The EUR/GBP edges lower a fraction on Wednesday to trade at about the 0.8540 level, after the release of macroeconomic data from both the UK and Eurozone. 

In the UK, inflation rose slightly higher than expected in March, according to data from the Office of National Statistics (ONS), on Wednesday. The Consumer Price Index (CPI) in March rose 3.2% year-on-year when a 3.1% rise had been expected. That said it was below the 3.6% of the previous month. 

Core CPI rose 4.2% versus the 4.1% expected reading but was also lower than the previous month. The same was true of the Retail Price Index (RPI) whilst the Producer Price Index showed results either in line with expectations or slightly below them. 

The data gave a lift to the Pound Sterling, perhaps because it reduces the probability that the Bank of England (BoE) will be able to start reducing interest rates. 

“Overall, this is not what the BoE wants to see, in particular after the stronger-than-expected wage numbers out yesterday," said analysts at TD Securities, responding to the data.  

It means the BoE may need to keep interest rates higher for longer in order to combat stickier-than-expected inflation.
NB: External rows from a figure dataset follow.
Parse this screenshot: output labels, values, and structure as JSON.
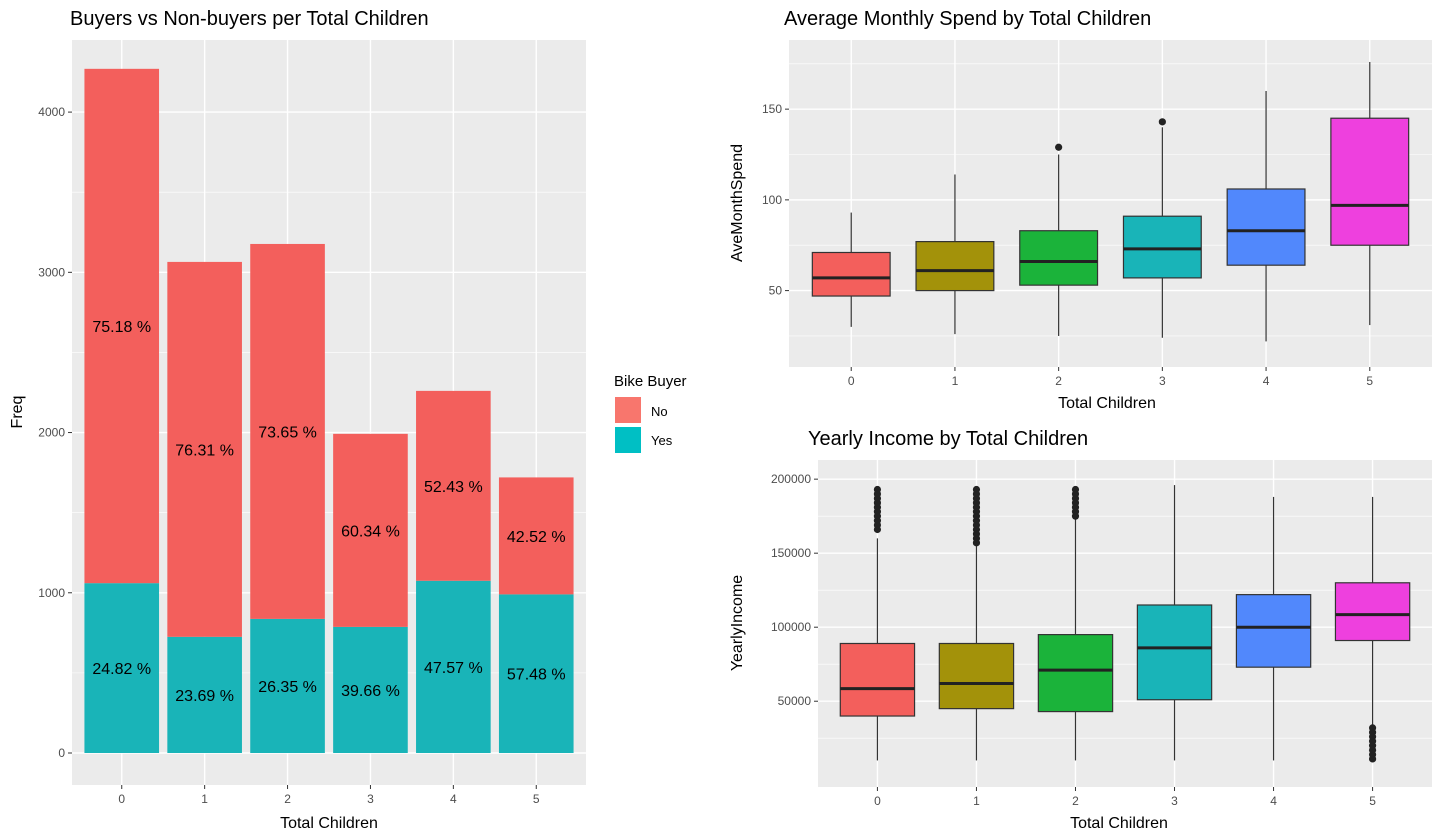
{
  "chart_data": [
    {
      "type": "bar",
      "stacked": true,
      "title": "Buyers vs Non-buyers per Total Children",
      "xlabel": "Total Children",
      "ylabel": "Freq",
      "categories": [
        "0",
        "1",
        "2",
        "3",
        "4",
        "5"
      ],
      "ylim": [
        0,
        4400
      ],
      "yticks": [
        0,
        1000,
        2000,
        3000,
        4000
      ],
      "grid": true,
      "legend": {
        "title": "Bike Buyer",
        "placement": "right",
        "entries": [
          {
            "label": "No",
            "color": "#F8766D"
          },
          {
            "label": "Yes",
            "color": "#00BFC4"
          }
        ]
      },
      "series": [
        {
          "name": "Yes",
          "color": "#19B4B8",
          "values": [
            1060,
            725,
            837,
            787,
            1075,
            990
          ],
          "labels": [
            "24.82 %",
            "23.69 %",
            "26.35 %",
            "39.66 %",
            "47.57 %",
            "57.48 %"
          ]
        },
        {
          "name": "No",
          "color": "#F35F5C",
          "values": [
            3210,
            2340,
            2340,
            1205,
            1185,
            730
          ],
          "labels": [
            "75.18 %",
            "76.31 %",
            "73.65 %",
            "60.34 %",
            "52.43 %",
            "42.52 %"
          ]
        }
      ]
    },
    {
      "type": "box",
      "title": "Average Monthly Spend by Total Children",
      "xlabel": "Total Children",
      "ylabel": "AveMonthSpend",
      "categories": [
        "0",
        "1",
        "2",
        "3",
        "4",
        "5"
      ],
      "ylim": [
        16,
        180
      ],
      "yticks": [
        50,
        100,
        150
      ],
      "grid": true,
      "boxes": [
        {
          "whisker_low": 30,
          "q1": 47,
          "median": 57,
          "q3": 71,
          "whisker_high": 93,
          "outliers": [],
          "color": "#F35F5C"
        },
        {
          "whisker_low": 26,
          "q1": 50,
          "median": 61,
          "q3": 77,
          "whisker_high": 114,
          "outliers": [],
          "color": "#A3920A"
        },
        {
          "whisker_low": 25,
          "q1": 53,
          "median": 66,
          "q3": 83,
          "whisker_high": 125,
          "outliers": [
            129
          ],
          "color": "#1BB33A"
        },
        {
          "whisker_low": 24,
          "q1": 57,
          "median": 73,
          "q3": 91,
          "whisker_high": 140,
          "outliers": [
            143
          ],
          "color": "#19B4B8"
        },
        {
          "whisker_low": 22,
          "q1": 64,
          "median": 83,
          "q3": 106,
          "whisker_high": 160,
          "outliers": [],
          "color": "#5188FC"
        },
        {
          "whisker_low": 31,
          "q1": 75,
          "median": 97,
          "q3": 145,
          "whisker_high": 176,
          "outliers": [],
          "color": "#EE40DE"
        }
      ]
    },
    {
      "type": "box",
      "title": "Yearly Income by Total Children",
      "xlabel": "Total Children",
      "ylabel": "YearlyIncome",
      "categories": [
        "0",
        "1",
        "2",
        "3",
        "4",
        "5"
      ],
      "ylim": [
        2000,
        203000
      ],
      "yticks": [
        50000,
        100000,
        150000,
        200000
      ],
      "grid": true,
      "boxes": [
        {
          "whisker_low": 10000,
          "q1": 40000,
          "median": 58500,
          "q3": 89000,
          "whisker_high": 160000,
          "outliers": [
            166000,
            169000,
            172000,
            175000,
            178000,
            181000,
            184000,
            187000,
            190000,
            193000
          ],
          "color": "#F35F5C"
        },
        {
          "whisker_low": 10000,
          "q1": 45000,
          "median": 62000,
          "q3": 89000,
          "whisker_high": 155000,
          "outliers": [
            157000,
            160000,
            163000,
            166000,
            169000,
            172000,
            175000,
            178000,
            181000,
            184000,
            187000,
            190000,
            193000
          ],
          "color": "#A3920A"
        },
        {
          "whisker_low": 10000,
          "q1": 43000,
          "median": 71000,
          "q3": 95000,
          "whisker_high": 173000,
          "outliers": [
            175000,
            178000,
            181000,
            184000,
            187000,
            190000,
            193000
          ],
          "color": "#1BB33A"
        },
        {
          "whisker_low": 10000,
          "q1": 51000,
          "median": 86000,
          "q3": 115000,
          "whisker_high": 196000,
          "outliers": [],
          "color": "#19B4B8"
        },
        {
          "whisker_low": 10000,
          "q1": 73000,
          "median": 100000,
          "q3": 122000,
          "whisker_high": 188000,
          "outliers": [],
          "color": "#5188FC"
        },
        {
          "whisker_low": 33000,
          "q1": 91000,
          "median": 108500,
          "q3": 130000,
          "whisker_high": 188000,
          "outliers": [
            11000,
            14000,
            17000,
            20000,
            23000,
            26000,
            29000,
            32000
          ],
          "color": "#EE40DE"
        }
      ]
    }
  ]
}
Higher interest rates tend to appreciate a currency as they lead to higher foreign capital inflows. 

EUR/GBP recovered some lost ground following the release of the final estimate for the March Eurozone Harmonized Index of Consumer Prices (HICP), on Wednesday. 

The data showed no change from the flash reading, which showed a 2.4% YoY rise in HICP and 2.9% in core HICP. Both readings were still below the 2.6% and 3.1% readings respectively for February. 

The Euro (EUR) may have been lifted because market expectations had overall declined in relation to Eurozone inflation. Recent dovish comments from European Central Bank (ECB) officials have suggested an increasing willingness to cut interest rates because of falling inflation and stuttering growth, and this could have been responsible for the lower outlook. 

ECB President Christine Lagarde, for example, said on Tuesday that the ECB will cut rates soon, bar a surprise and that the ECB was keeping a close eye on Oil prices due to Middle East tensions.